Cna e Confartigianato per il cinema e audiovisivo in puglia alzano il muro contro USB: il sistema protegge sé stesso, non i lavoratori del cinema pugliese

Bari,

Il 6 agosto si è tenuta in modalità online una riunione convocata da Apulia Film Commission per discutere del nuovo bando Apulia Film Fund 2026, di prossima pubblicazione, e delle proposte migliorative che USB Cinema e altre associazioni avevano presentato nel corso di incontri precedenti. USB Cinema già precedentemente aveva esposto le istanze delle lavoratrici e dei lavoratori in Regione Puglia, in occasione dell'apertura del tavolo permanente sul settore cinema e sulla crisi dell'industria cinematografica pugliese.

Alla riunione, Confartigianato e CNA si sono dette del tutto contrarie a interloquire con USB. Le due associazioni datoriali hanno contestato perfino la scelta della stessa Apulia Film Commission di aver convocato il sindacato al tavolo.

Una reazione che va nella direzione opposta rispetto all'obiettivo dell'incontro: avviare un confronto costruttivo per inserire le tematiche riguardanti i lavoratori nei prossimi bandi della Film Commission pugliese.

La chiusura di CNA e Confartigianato conferma quanto USB denuncia da tempo: il sistema protegge sé stesso, senza tenere conto delle necessità di chi lavora nel settore. L'obiettivo di queste associazioni datoriali resta sempre lo stesso: difendere sé stesse e mantenere gli equilibri esistenti.
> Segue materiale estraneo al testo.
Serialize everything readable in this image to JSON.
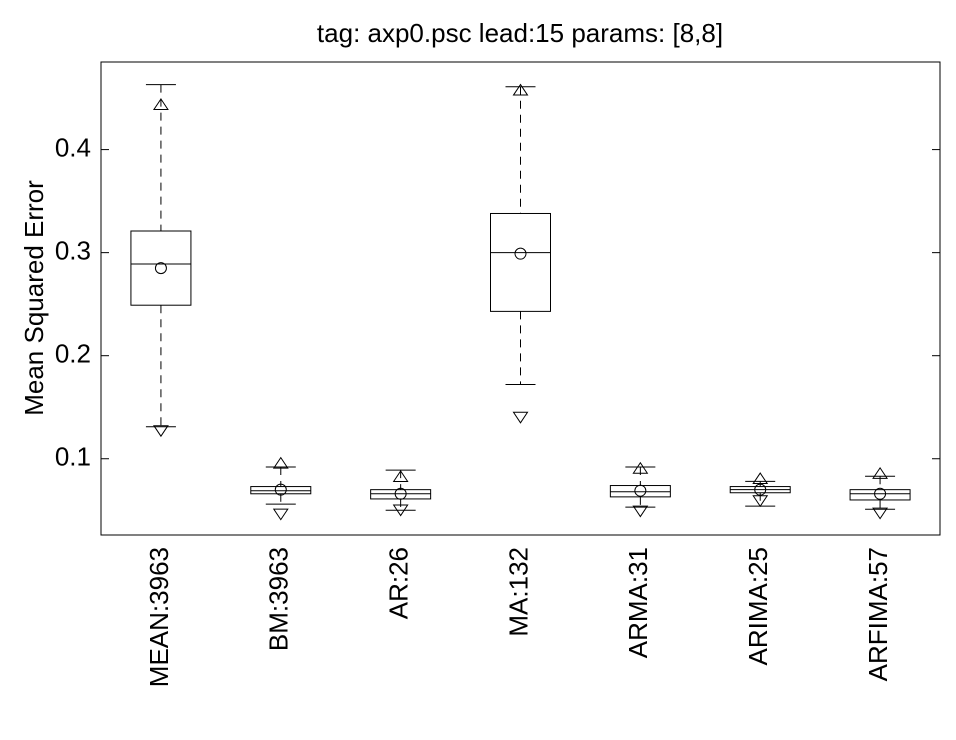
{
  "chart_data": {
    "type": "box",
    "title": "tag: axp0.psc lead:15 params: [8,8]",
    "y_label": "Mean Squared Error",
    "categories": [
      "MEAN:3963",
      "BM:3963",
      "AR:26",
      "MA:132",
      "ARMA:31",
      "ARIMA:25",
      "ARFIMA:57"
    ],
    "boxes": [
      {
        "whisker_low": 0.131,
        "q1": 0.249,
        "median": 0.289,
        "q3": 0.321,
        "whisker_high": 0.463,
        "mean": 0.285,
        "upper_marker": 0.443,
        "lower_marker": 0.128
      },
      {
        "whisker_low": 0.056,
        "q1": 0.066,
        "median": 0.069,
        "q3": 0.073,
        "whisker_high": 0.092,
        "mean": 0.07,
        "upper_marker": 0.095,
        "lower_marker": 0.047
      },
      {
        "whisker_low": 0.05,
        "q1": 0.061,
        "median": 0.066,
        "q3": 0.07,
        "whisker_high": 0.089,
        "mean": 0.066,
        "upper_marker": 0.082,
        "lower_marker": 0.051
      },
      {
        "whisker_low": 0.172,
        "q1": 0.243,
        "median": 0.3,
        "q3": 0.338,
        "whisker_high": 0.461,
        "mean": 0.299,
        "upper_marker": 0.457,
        "lower_marker": 0.141
      },
      {
        "whisker_low": 0.053,
        "q1": 0.063,
        "median": 0.068,
        "q3": 0.074,
        "whisker_high": 0.092,
        "mean": 0.069,
        "upper_marker": 0.09,
        "lower_marker": 0.05
      },
      {
        "whisker_low": 0.054,
        "q1": 0.067,
        "median": 0.07,
        "q3": 0.073,
        "whisker_high": 0.078,
        "mean": 0.07,
        "upper_marker": 0.08,
        "lower_marker": 0.06
      },
      {
        "whisker_low": 0.051,
        "q1": 0.06,
        "median": 0.066,
        "q3": 0.07,
        "whisker_high": 0.083,
        "mean": 0.066,
        "upper_marker": 0.085,
        "lower_marker": 0.048
      }
    ],
    "color": "#000000",
    "ylim": [
      0.026,
      0.485
    ],
    "yticks": [
      0.1,
      0.2,
      0.3,
      0.4
    ],
    "grid": false
  }
}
Sono proprio quegli equilibri ad aver portato al collasso dell'intero comparto e alla desertificazione delle professionalità pugliesi. Una condizione ormai critica, come emerso dal questionario che USB ha somministrato alle maestranze della regione.

A queste associazioni non interessa costruire una filiera del cinema capace di durare oltre la singola produzione. Interessa accaparrarsi commesse e massimizzare il profitto delle società di produzione esecutiva, senza alcuna visione sul futuro del territorio.

CNA e Confartigianato hanno tutto l'interesse a mantenere i rapporti solo con CGIL, CISL e UIL: sigle che da oltre un quarto di secolo non rinnovano il contratto e che negli ultimi anni non hanno mai sollevato una riflessione sul baratro verso cui si dirigeva l'industria cinematografica. Oggi fanno fronte comune per impedire che una rappresentanza reale dei lavoratori, come USB, prosegua il percorso di confronto avviato con Regione Puglia e Apulia Film Commission che, al contrario, si è mostrata da subito attenta e sensibile al tema.

Non staremo ad osservare il solito copione nel quale gli interessi di bottega prevalgono su quelli dei lavoratori.

Continueremo il confronto avviato con Regione Puglia e Apulia Film Commission, porteremo avanti la richiesta di inserire le tutele dei lavoratori nei prossimi bandi.

Ribadiamo che il nostro progetto è costruire una rappresentanza vera e ripensare il sistema cinema mettendo al primo posto chi rende possibile l'eccellenza: i lavoratori.